A tough, driven sharecropper’s son from rural South Carolina was hardly going to be cowed by a showman like Ali—no matter how formidable the former Cassius Clay might be in the ring.
Years later, even after the two fighters—long-retired and semi-reconciled—occasionally appeared together at dinners and other ceremonies, Frazier would admit to a deep and abiding bitterness about Ali donning the mantle of Black Pride while dismissing Frazier as a pretender and a “Great White Hope.” Ali, of course, later downplayed the severity of his attacks on Frazier, casting them as little more than salvos of psychological warfare in the run-up to their first, great fight. But few who knew Ali in the late 1960s and early 1970s, when he was still in thrall to the Nation of Islam, doubted the sincerity of his barbs.

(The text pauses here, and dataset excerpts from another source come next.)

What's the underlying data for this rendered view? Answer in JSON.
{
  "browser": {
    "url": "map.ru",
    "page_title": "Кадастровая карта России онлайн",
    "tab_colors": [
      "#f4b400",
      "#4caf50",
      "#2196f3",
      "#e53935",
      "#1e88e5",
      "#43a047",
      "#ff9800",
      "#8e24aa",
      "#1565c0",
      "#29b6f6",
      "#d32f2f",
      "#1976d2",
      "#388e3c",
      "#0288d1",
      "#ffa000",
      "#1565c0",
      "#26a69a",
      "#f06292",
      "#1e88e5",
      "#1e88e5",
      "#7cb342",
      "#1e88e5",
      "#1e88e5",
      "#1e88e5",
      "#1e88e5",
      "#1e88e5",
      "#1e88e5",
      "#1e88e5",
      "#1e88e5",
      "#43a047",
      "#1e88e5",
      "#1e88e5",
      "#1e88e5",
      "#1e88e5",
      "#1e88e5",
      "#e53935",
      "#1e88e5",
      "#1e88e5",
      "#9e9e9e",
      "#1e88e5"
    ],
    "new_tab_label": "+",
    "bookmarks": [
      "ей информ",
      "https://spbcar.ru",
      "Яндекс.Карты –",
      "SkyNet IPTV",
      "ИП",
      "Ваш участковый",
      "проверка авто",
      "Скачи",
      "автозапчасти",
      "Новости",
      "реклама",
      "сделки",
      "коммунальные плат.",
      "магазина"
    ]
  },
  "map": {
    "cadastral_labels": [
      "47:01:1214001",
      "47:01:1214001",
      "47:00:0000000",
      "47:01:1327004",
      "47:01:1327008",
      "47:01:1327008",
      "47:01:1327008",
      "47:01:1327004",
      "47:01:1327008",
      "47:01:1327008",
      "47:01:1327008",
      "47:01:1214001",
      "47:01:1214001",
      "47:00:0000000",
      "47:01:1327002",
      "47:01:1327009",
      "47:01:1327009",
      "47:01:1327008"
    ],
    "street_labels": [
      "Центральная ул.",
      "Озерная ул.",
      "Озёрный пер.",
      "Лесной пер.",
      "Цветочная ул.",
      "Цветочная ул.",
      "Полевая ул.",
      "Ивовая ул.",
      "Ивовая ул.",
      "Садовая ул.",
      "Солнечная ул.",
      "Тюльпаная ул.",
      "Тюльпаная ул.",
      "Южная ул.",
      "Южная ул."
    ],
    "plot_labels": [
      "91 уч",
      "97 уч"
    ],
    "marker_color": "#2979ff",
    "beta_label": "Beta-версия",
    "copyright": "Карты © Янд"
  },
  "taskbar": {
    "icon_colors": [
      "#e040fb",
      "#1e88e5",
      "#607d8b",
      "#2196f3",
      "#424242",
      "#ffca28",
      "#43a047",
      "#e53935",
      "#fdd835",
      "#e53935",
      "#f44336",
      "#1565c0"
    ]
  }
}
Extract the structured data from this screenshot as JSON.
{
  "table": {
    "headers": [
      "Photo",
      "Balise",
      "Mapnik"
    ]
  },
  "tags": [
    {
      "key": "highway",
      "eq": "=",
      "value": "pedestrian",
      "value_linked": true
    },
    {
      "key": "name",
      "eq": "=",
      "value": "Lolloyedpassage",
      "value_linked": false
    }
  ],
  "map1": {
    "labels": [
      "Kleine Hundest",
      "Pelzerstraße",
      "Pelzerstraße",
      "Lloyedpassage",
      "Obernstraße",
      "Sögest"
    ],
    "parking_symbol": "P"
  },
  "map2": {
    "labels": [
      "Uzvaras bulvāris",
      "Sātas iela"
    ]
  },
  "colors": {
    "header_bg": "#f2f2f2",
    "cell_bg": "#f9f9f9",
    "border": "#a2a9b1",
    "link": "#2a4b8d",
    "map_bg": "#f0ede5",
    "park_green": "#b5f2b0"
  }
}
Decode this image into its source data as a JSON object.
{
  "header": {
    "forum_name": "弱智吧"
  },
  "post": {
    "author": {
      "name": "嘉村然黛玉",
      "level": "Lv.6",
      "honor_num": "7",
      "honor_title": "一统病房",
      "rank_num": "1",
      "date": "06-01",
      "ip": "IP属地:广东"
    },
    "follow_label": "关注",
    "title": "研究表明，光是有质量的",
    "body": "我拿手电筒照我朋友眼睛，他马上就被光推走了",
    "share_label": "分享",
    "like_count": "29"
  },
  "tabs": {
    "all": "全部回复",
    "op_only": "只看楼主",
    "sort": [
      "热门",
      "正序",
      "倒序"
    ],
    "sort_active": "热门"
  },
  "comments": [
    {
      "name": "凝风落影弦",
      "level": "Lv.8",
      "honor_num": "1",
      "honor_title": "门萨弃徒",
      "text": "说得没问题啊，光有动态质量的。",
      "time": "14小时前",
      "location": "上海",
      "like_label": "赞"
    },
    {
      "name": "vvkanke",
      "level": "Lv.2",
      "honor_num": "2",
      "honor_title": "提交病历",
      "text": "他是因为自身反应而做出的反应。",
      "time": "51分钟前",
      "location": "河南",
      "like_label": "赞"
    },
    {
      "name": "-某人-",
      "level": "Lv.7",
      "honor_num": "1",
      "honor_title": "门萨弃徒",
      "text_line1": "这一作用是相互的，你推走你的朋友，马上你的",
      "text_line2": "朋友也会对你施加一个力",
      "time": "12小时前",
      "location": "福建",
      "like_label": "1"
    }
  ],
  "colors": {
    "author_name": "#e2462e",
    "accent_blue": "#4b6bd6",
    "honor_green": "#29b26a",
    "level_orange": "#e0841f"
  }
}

All these years later—after Frazier’s victory in their first fight, and Ali’s towering wins in the next two (including the legendary “Thrilla in Manila”); after Ali’s sad, Parkinson’s-related decline and Frazier’s death, at 67 years old, from liver cancer—all these years later, Shearer’s photograph of Frazier and Ali can still stop the viewer cold. It is a strange, beautiful portrait of two men who helped galvanize an era. Both, in their own ways, were great champions. But beyond that, it’s likely that neither would be considered quite the legend he is today if it weren’t for the other.
One can’t imagine Ali without Frazier, or Frazier without Ali. Like Bird and Magic, Borg and McEnroe, Palmer and Nicklaus, their rivalry enlarged them and, in ways that perhaps neither fighter ever fully grasped in the moment, helped define them for all time.